Each visit was the same. Rogelio wouldn’t discuss any of his many worrisome diagnoses, just his guess about how much longer their luck would last. And he wouldn’t consider a nursing home. With a nod at the caregiver, he’d say, “I must watch them with her.” And, “I am so lonely.”
The aide sat beside her charge, engrossed in a soap opera. Carina smiled. When I left, Rogelio squeezed my arm and whispered, “She must die first. Promise me.”
Young and hung up on mistaken if well-intentioned notions of professional integrity, I made no promises.
Medical training had done something to my attention span. In high school and college, I had kept journals and turned out five- to fifteen-page essays on a biweekly basis. During residency, I had worked eighty-hour weeks and thought nothing of it. Having finished my training, I wanted nine hours of sleep a night, weekends off, and another human being with whom to share those large swaths of unstructured time. Though I aspired to write articles that told a moving story, then explained how the world needed to change so that, for example, people like Rogelio and Carina would be better cared for and safer, I couldn’t seem to generate more than a paragraph at a time. Worse, more often than not, I produced writing best described as minimalist, sardonic, and self-referential.

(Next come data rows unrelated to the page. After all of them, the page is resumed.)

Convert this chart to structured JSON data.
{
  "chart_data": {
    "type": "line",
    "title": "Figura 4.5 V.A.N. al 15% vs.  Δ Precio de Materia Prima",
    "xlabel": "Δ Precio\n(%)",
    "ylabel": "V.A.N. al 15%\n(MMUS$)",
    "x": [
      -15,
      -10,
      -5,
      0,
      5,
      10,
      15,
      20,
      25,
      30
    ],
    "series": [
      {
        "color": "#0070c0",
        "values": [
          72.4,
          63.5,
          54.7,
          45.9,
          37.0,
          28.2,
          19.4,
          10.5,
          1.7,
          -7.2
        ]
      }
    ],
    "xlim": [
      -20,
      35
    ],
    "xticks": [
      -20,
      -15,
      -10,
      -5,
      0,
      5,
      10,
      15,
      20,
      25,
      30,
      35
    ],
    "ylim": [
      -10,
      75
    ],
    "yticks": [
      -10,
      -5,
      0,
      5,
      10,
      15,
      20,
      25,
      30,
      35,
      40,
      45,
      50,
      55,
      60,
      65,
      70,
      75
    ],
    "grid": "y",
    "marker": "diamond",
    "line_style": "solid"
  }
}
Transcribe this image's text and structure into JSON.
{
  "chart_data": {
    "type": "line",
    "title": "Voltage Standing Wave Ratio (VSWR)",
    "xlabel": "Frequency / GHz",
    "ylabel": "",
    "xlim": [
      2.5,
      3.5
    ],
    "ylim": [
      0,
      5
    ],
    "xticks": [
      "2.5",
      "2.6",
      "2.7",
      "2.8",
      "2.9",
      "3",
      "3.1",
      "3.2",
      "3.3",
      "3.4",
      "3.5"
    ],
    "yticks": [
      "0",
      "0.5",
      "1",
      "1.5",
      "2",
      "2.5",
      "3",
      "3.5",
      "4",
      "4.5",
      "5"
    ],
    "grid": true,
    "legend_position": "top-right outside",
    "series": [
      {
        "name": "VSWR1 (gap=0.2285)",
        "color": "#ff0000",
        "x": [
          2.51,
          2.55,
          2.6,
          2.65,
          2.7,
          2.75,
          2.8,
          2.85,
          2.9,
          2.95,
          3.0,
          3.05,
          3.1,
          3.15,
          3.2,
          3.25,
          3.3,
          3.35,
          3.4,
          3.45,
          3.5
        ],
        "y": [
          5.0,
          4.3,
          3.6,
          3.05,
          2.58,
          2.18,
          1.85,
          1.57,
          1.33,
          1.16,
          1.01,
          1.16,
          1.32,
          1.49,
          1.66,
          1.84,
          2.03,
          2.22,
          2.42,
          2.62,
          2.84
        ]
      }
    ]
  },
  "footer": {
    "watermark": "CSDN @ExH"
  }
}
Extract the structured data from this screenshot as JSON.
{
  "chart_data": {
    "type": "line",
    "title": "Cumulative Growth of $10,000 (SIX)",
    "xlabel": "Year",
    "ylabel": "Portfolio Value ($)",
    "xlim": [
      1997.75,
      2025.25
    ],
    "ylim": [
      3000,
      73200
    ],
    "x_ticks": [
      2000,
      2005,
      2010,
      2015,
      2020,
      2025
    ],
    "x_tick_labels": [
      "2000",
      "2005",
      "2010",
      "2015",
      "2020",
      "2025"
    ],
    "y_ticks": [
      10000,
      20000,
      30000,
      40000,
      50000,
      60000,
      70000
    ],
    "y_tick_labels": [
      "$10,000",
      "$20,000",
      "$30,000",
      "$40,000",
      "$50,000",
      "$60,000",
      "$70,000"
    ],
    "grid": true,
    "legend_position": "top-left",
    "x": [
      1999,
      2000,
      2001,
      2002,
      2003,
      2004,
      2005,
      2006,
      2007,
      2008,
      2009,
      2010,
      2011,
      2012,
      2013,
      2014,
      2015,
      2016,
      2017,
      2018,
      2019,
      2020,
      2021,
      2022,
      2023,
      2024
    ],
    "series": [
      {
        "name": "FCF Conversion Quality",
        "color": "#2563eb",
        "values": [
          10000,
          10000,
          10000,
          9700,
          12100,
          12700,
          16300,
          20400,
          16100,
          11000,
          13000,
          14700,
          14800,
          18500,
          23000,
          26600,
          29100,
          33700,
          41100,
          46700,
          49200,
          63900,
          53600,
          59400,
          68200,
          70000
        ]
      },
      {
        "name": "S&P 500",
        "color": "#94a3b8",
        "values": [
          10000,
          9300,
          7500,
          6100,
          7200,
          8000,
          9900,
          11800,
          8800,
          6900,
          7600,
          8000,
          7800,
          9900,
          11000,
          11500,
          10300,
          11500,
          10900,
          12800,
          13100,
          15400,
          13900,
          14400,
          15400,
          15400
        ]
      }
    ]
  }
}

One of the earliest pieces I
wrote was called “Guilt,” and it was a one-liner:
If she spent half as much time working as she did feeling guilty about not working enough, she wouldn’t have to feel so guilty.
The night I finished that piece, I invited over a man who’d had a crush on me for years. He was a friend of a friend who’d landed in San Francisco shortly after I did and bicycle commuted sixty miles a day to and from the Redwood City children’s video game start-up, where he worked as creative director. When he arrived, I went into the kitchen to pour us some wine, and when I returned to the living room, he was holding my story.
“What’s this?” he asked.
“An essay.”
“It’s a good start.”
“It’s done.”
He sat on the couch, downed half his wine, and read the piece again.
“I get it,” he said finally. “It’s like one of those witty, paradigmatic, semiautobiographical thirty-page essays reduced to a single sentence?”
I kissed him. That night, we began dating.
Doctors, you see, aren’t so different from patients. Every day we hope someone will see past our elaborate and very impressive window display to the jumble of expired products weighing down the shelves and choking the aisles of our psyches.
This is a classic medical story: It was three in the morning. I was covering the night shift at a small Catholic hospital when I was called to see a patient seven hours dead and zipped into a white plastic pouch brought back up from the morgue. He had been dying for so long—first at home and, more recently, in the hospital—that no one had bothered to call a doctor when his heart stopped. Legally, he was still alive.
The nurses and aides—two Filipinas and a plus-size Barbadian with a strong, charming accent—wouldn’t go into the room. They clustered, nervous and giggling, just outside the door, speaking of spirits and ghosts. The room was all dim lights and long shadows, the body bag glowing as I pulled at the long central zipper, then parted the plastic edges. I placed my stethoscope on the patient’s cold chest, and it teetered on his ribs. I thought, As if nurses don’t know death. As if the diagnosis couldn’t have been made by the tech in the morgue.